Sociopaths see nothing wrong with using people and then throwing them away. They feel completely justified in lying, cheating, stealing, and manipulating others. In fact, not only do they see nothing wrong with their behavior, they actually believe that they are incredibly superior to other people! Every time they are able to con their targets, they view that as evidence of the targets’ weakness. And, they do not suffer from low self-esteem or insecurities (although they often pretend to “feel” that way in order to manipulate others). On the contrary, they are egotistical and arrogant. And this makes it impossible for them to benefit from therapy, and it makes it impossible for them to change. Why should they change, when they believe they are already better than everyone else? This, I believe, is the main reason why there is no cure for sociopathy.
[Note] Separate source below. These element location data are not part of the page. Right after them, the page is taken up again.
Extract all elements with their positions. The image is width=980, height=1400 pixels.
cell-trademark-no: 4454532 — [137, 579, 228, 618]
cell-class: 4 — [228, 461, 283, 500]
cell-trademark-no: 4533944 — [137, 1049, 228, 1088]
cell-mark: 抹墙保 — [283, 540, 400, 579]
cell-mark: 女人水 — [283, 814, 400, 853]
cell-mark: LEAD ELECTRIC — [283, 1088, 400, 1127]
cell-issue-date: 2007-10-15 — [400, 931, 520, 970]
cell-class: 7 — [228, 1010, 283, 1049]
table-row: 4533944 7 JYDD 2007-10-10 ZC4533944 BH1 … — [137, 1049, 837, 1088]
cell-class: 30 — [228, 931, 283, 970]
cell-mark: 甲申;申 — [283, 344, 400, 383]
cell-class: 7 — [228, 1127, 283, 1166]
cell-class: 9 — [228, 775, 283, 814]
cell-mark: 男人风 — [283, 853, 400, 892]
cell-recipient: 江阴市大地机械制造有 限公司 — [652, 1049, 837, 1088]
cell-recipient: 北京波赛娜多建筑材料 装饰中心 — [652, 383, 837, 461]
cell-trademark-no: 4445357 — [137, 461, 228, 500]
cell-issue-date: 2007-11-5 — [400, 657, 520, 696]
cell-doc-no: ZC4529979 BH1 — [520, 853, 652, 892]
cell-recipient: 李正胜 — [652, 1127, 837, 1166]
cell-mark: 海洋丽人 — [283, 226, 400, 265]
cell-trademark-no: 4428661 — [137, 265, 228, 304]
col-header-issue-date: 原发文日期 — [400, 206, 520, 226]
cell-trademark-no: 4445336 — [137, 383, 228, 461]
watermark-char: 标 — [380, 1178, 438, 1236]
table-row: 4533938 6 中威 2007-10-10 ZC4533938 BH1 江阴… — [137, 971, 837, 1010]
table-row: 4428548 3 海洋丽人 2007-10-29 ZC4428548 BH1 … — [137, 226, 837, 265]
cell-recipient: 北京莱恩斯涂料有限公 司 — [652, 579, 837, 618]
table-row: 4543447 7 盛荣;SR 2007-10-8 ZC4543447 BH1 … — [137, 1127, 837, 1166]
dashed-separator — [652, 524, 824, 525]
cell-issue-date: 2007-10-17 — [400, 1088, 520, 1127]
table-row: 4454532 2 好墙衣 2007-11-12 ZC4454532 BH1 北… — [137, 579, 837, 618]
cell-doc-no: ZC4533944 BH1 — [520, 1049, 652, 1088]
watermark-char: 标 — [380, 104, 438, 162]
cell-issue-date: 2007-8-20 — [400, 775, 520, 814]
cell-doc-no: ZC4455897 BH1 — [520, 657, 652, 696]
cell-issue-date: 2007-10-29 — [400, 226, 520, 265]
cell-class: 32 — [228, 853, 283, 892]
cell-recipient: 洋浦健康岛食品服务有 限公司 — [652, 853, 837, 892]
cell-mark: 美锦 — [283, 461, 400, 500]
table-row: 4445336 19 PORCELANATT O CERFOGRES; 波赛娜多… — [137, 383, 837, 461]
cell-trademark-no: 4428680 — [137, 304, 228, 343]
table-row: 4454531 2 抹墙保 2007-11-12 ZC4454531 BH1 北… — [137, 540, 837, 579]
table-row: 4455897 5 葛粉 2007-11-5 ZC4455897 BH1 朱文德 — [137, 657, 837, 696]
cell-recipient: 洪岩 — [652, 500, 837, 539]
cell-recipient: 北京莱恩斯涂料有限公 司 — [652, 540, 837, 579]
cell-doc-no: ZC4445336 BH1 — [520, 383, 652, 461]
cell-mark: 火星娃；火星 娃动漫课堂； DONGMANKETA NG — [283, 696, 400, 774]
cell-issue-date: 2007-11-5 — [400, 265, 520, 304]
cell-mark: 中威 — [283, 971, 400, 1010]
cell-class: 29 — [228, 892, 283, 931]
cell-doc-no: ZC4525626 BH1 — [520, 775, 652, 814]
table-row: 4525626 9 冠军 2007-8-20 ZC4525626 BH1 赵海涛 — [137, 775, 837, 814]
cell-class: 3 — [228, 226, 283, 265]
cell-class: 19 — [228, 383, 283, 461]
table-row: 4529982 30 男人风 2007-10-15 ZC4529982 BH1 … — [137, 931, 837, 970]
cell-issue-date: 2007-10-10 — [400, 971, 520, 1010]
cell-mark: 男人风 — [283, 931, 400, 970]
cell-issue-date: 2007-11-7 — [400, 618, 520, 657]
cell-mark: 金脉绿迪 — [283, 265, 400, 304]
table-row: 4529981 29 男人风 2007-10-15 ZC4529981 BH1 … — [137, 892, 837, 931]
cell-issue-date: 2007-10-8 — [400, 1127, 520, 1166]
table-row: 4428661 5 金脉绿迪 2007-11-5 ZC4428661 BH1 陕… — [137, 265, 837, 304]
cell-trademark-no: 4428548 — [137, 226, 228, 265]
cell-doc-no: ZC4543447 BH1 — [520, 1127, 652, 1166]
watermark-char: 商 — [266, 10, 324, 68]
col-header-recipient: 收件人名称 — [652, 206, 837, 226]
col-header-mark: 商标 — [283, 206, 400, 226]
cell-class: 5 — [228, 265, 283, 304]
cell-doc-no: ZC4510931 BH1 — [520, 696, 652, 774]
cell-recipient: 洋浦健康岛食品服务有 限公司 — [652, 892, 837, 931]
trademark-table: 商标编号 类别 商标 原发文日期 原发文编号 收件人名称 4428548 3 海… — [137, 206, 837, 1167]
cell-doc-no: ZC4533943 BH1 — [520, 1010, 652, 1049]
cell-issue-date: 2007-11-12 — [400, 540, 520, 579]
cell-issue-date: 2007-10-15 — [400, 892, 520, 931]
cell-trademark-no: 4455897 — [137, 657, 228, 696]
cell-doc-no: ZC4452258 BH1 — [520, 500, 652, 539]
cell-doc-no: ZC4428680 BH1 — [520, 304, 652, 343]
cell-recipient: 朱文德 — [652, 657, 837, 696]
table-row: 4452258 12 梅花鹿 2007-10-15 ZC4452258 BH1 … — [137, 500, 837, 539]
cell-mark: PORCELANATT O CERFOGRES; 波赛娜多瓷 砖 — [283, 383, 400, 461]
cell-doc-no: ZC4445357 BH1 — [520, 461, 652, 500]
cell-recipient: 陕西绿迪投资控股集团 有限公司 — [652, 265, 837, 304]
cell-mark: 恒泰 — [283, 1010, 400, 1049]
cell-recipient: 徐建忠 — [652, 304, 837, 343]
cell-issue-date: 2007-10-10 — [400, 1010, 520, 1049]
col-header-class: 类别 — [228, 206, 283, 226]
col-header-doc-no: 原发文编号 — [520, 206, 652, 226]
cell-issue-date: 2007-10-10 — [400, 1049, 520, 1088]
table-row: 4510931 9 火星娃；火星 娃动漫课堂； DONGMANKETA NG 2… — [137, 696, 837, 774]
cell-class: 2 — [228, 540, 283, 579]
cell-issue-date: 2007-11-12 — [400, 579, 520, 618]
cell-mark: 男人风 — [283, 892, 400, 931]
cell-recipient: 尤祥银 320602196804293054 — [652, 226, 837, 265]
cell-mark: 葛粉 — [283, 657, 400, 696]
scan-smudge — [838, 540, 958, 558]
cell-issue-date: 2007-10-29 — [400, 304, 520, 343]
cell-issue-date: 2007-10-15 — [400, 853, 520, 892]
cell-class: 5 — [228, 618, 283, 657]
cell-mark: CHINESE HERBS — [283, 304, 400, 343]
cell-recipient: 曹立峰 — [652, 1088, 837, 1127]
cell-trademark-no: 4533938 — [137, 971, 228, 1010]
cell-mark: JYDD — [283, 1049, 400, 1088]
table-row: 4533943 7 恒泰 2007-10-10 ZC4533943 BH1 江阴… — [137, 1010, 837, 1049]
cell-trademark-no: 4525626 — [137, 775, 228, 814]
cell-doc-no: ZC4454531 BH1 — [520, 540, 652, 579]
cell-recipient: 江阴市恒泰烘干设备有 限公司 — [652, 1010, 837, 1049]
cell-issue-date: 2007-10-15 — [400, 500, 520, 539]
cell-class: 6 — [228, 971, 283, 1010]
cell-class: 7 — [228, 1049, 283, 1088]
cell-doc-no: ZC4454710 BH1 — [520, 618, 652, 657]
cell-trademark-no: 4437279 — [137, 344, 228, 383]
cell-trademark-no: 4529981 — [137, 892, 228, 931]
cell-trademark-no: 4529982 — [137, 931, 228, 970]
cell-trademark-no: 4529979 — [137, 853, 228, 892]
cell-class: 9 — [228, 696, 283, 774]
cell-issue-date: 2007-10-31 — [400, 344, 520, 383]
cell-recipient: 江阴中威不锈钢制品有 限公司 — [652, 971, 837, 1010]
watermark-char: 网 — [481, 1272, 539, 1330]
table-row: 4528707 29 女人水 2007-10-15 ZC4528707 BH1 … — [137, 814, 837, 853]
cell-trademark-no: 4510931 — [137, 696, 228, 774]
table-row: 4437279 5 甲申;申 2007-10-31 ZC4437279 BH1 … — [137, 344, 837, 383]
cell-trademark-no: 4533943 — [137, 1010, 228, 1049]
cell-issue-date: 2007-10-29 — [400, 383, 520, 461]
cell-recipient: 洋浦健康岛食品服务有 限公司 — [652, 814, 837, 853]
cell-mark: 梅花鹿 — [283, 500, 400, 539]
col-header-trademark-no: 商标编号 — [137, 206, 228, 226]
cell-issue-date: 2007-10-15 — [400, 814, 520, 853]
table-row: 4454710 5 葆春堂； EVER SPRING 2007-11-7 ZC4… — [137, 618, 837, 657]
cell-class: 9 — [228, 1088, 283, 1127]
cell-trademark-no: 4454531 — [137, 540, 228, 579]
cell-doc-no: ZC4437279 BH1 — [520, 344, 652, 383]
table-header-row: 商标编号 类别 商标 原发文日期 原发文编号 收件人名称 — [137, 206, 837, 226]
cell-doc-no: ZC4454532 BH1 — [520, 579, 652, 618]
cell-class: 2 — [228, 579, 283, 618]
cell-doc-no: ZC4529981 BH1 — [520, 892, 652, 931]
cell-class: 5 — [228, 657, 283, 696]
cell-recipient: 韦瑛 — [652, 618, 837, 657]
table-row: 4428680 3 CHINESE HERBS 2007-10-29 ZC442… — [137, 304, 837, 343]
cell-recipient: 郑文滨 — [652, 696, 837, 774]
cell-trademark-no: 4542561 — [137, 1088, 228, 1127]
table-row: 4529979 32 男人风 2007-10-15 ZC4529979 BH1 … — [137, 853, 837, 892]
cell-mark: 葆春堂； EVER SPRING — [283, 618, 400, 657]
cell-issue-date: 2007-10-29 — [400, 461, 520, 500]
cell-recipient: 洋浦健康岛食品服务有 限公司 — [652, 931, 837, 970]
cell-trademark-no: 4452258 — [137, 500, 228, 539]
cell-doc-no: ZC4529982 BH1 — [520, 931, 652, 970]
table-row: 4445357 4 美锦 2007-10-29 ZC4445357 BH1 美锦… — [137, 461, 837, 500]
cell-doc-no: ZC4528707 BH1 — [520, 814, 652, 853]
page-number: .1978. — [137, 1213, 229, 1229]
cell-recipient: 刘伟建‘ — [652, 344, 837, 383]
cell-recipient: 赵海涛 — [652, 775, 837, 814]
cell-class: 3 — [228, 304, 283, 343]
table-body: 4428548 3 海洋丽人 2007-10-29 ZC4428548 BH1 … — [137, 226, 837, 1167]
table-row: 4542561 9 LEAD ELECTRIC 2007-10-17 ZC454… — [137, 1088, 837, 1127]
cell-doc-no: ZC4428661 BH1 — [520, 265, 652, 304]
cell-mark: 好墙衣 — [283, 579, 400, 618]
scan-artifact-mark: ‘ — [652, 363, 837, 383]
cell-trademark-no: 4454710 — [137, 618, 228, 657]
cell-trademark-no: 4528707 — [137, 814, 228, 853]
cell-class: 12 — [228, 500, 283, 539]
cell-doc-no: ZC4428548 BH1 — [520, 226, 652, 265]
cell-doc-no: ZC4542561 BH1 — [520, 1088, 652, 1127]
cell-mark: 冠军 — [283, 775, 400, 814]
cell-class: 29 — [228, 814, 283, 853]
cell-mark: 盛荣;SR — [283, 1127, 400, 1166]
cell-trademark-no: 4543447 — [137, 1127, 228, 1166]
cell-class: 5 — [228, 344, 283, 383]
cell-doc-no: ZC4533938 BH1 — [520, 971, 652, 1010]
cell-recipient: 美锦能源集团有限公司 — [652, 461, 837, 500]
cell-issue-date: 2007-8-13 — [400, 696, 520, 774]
Although it is very difficult to wrap our brains around such a foreign and disturbing way of looking at the world, doing so can help us protect ourselves. I have discovered that all I have learned about sociopathic behavior has helped me put the pieces together of a terrible puzzle, and although it is horrific to see the completed picture, it has also empowered me and enabled me to trust in the truth of my own experience. I hope that it will do the same for you. It is okay to ask why!

15 comments on “Understanding How Sociopaths Think: Why It is Good to Ask Why

  1. This article really helps me realize the reason why I always felt a deep pain in my chest almost all my life, and felt deep down something was wrong with me. It was because my mother never gave me love and I just could not understand why.